The First Self-Driving Truck Takes To The Streets Of Nevada

But can it fight the Decepticons?
Freightliner Inspiration
The first truck with autonomous capabilities was licensed to drive on public roads yesterday. Freightliner

Last night at the Hoover Dam, the first licensed self-driving truck was unveiled to the world, begging the question: are there Autobots among us?

Not quite, though the Freightliner Inspiration does aspire to transform the trucking industry. The new truck is able to drive on highways with the rest of us, keeping to the speed limit, staying in its lane, and slowing down when construction or traffic jams clog up the works.

The truck uses two kinds of radar and numerous cameras to figure out where to go and where other cars on the road are. The long-range radar keeps an eye on what’s happening on the road up to 830 feet away, while the short-range radar tracks movements of other cars within a 230 foot range. A camera in the front of the truck can detect lane lines on the road.

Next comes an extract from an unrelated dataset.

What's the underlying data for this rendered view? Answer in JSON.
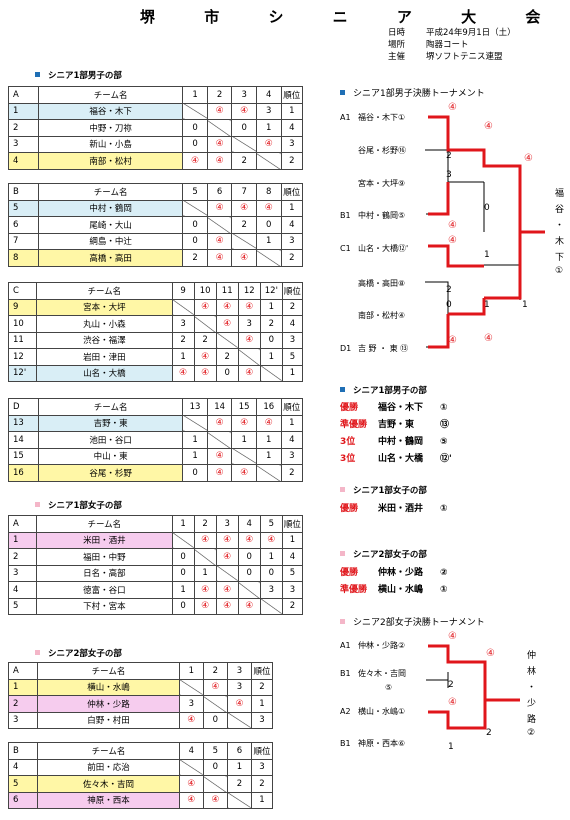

But even with all that technology, a driver with a commercial license still has to be in the cab, ready to take over if driving conditions get bad, or the truck has to exit the highway–because the truck can only be driven in autonomous mode on highways, not local roads.

By diverting some of the more monotonous tasks of driving to a machine, Freightliner (owned by Daimler) hopes that truck drivers can be less stressed and more alert, even on long hauls. But it might be a while before you see one of the Freightliner Inspirations on the road. There are only two licensed, and both are operating in Nevada, one of just four states (plus the District of Columbia) that has developed laws regulating autonomous vehicles.